Electro-acoustic pitch matching experiments in patients with single-sided deafness and a cochlear implant: Is there a need for adjustment of the default frequency allocation tables?

Peters, Jeroen P M, Bennink, Edwin, Grolman, Wilko, van Zanten, Gijsbert A


Hearing Research 342 p. 124-133


Patients with single-sided deafness (SSD) and a cochlear implant (CI) can compare the pitch of stimulated electrodes and acoustic tones. A pitch mismatch may negatively bear on the fusion of the signals from the two ears, which may limit auditory performance. We aimed to explore this mismatch, correlate it to performance, and finally to discuss its possible clinical consequences. Ten patients with SSD and a CI (Cochlear Ltd.) compared the pitch of electrical and acoustic stimuli.

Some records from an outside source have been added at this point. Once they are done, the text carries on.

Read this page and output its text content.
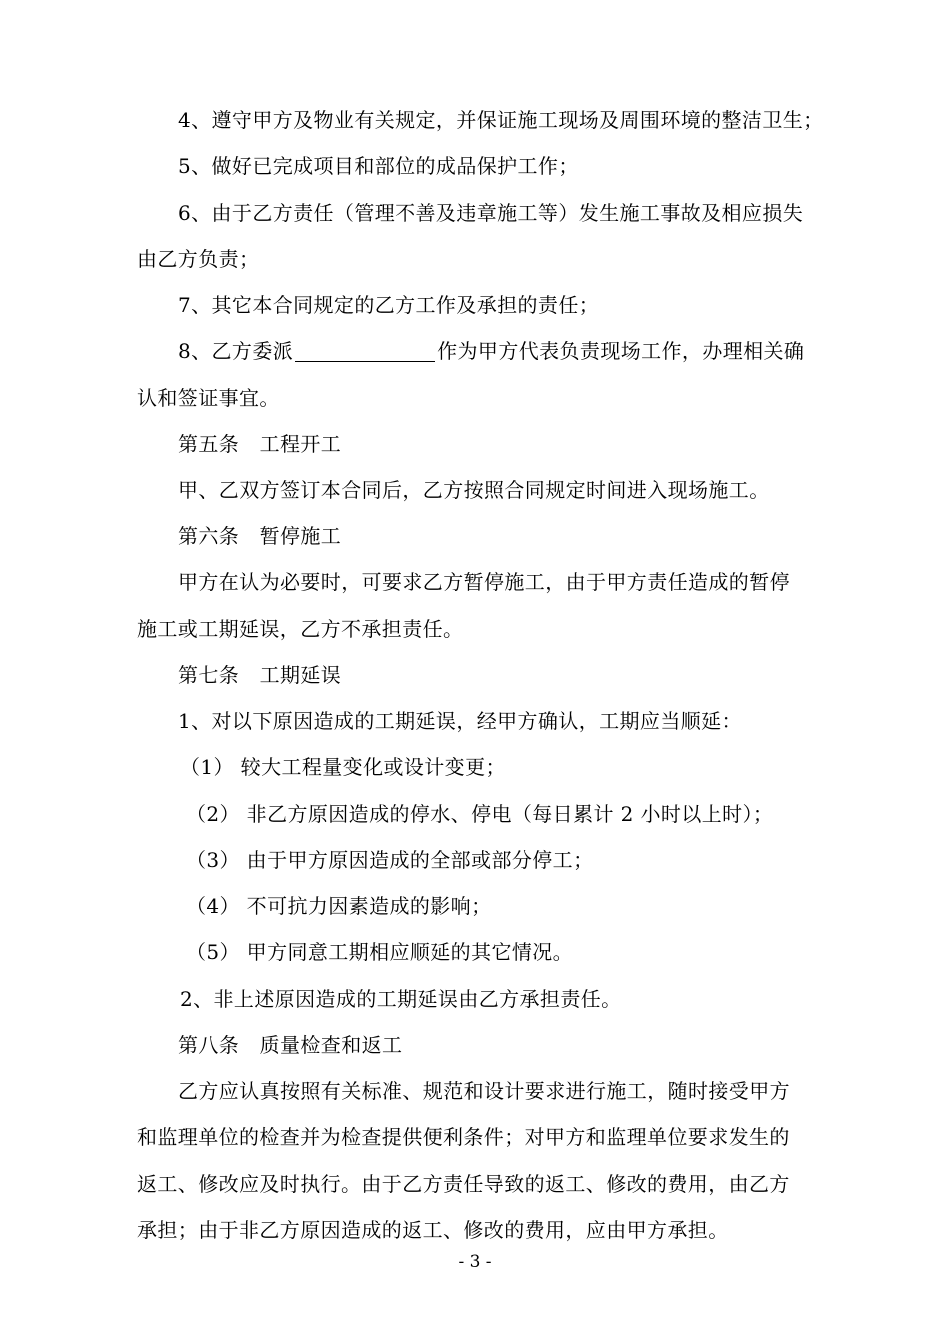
4、遵守甲方及物业有关规定，并保证施工现场及周围环境的整洁卫生；
5、做好已完成项目和部位的成品保护工作；
6、由于乙方责任（管理不善及违章施工等）发生施工事故及相应损失
由乙方负责；
7、其它本合同规定的乙方工作及承担的责任；
8、乙方委派	作为甲方代表负责现场工作，办理相关确
认和签证事宜。
第五条　工程开工
甲、乙双方签订本合同后，乙方按照合同规定时间进入现场施工。
第六条　暂停施工
甲方在认为必要时，可要求乙方暂停施工，由于甲方责任造成的暂停
施工或工期延误，乙方不承担责任。
第七条　工期延误
1、对以下原因造成的工期延误，经甲方确认，工期应当顺延：
（1） 较大工程量变化或设计变更；
（2） 非乙方原因造成的停水、停电（每日累计 2 小时以上时）；
（3） 由于甲方原因造成的全部或部分停工；
（4） 不可抗力因素造成的影响；
（5） 甲方同意工期相应顺延的其它情况。
2、非上述原因造成的工期延误由乙方承担责任。
第八条　质量检查和返工
乙方应认真按照有关标准、规范和设计要求进行施工，随时接受甲方
和监理单位的检查并为检查提供便利条件；对甲方和监理单位要求发生的
返工、修改应及时执行。由于乙方责任导致的返工、修改的费用，由乙方
承担；由于非乙方原因造成的返工、修改的费用，应由甲方承担。
- 3 -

Patients had to choose one of two acoustic stimuli, with the pitch closest to the pitch of the electrical stimulus at electrodes 3, 7, 11, 15, and 19. The difference between the two acoustic stimuli iteratively decreased from 2 octaves to 1/8 octave, resulting in a "pitch match" per electrode. Furthermore, we computed the insertion angle of the CI electrode array based on high-resolution computed-tomography scans. Subsequently, we created frequency-place maps. The difference between our pitch matches and two references (the spiral ganglion map and the default frequency allocation by Cochlear Ltd.) was defined as "mismatch". We observed large intra- and intersubject variability. Following the tonotopic organization of the cochlea, we observed that the pitch matches decreased with increasing insertion angle. The pitch-matched frequencies were on average 2.0 and 1.3 octaves lower than the spiral ganglion map and the default frequency allocation, respectively. There was no significant correlation between performance (consonant-vowel-consonant phoneme recognition score) and mismatch (R(2) = 0.06, P > 0.1). Given the methodological considerations, and the insignificant correlation between mismatch and performance, pitch matching results must not necessarily lead to a change in clinical fitting strategies.